Originally Posted by daniel~
You're welcome. :-) Well what I'd do is run a mini test: shoot a dozen of pics, rewind the film but leaving leader outside, then use one of my own perfectly-working camera to finish the rest. It's a quick & economical way to get a roll finished and to find out how the new gear performs.
I happened to have one old ISO 100 12exp. print film in my fridge, so I used it. The results: constant underexposure. I checked the combined voltage of the alkalines with a multimeter and it read 2.55V (2x1.275). Quite normal for half-depleted alkalines and it also confirms my initial theory that the light meter needs constant voltage.
The underexposure was fairly serious (more than 1 stop) and clearly visible also in the prints, so I find it possible that the meter might be calibrated even for 1.55V silver-oxide batteries. On the other hand the age of the camera speaks against that, since in the early 1970s silver-oxides were new technology and most meters were still calibrated for mercury batteries.

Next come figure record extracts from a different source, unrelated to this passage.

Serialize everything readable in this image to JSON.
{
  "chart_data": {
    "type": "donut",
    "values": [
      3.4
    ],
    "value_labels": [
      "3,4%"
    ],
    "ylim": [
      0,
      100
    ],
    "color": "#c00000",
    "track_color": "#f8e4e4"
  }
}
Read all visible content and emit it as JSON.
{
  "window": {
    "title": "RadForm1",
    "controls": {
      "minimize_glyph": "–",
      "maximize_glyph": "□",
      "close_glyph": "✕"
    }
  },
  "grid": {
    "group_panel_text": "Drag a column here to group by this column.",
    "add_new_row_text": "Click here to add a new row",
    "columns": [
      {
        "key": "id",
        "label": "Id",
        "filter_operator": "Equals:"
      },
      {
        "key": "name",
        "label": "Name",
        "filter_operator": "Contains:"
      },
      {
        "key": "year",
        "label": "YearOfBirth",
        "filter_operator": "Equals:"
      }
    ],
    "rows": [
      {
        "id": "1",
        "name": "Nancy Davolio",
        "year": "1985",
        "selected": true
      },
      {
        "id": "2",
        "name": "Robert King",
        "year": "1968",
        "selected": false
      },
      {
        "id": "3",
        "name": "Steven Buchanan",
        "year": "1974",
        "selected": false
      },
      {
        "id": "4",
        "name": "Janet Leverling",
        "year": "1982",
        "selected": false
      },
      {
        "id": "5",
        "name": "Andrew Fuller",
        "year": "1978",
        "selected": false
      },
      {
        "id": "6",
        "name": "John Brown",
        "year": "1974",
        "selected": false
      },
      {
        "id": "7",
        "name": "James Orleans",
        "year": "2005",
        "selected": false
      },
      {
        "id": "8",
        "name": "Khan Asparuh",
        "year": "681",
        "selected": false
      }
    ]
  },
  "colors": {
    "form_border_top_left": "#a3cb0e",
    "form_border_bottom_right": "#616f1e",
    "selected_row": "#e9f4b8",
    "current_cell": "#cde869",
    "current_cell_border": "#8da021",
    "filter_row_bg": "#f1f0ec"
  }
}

So, now I will probably activate a pair of zinc-airs and shoot another roll of negative film with them. Fortunately the Rayovac zinc-airs I use seem to last at least 6 months after activation. No need for expensive WeinCells, which won't last much more than a year after activation either. The Duracell zinc-airs usually deplete in 2-3 months due to more efficient -- in this case too efficient! -- air intakes. I will probably take some shots with silver-oxides as well to see the difference.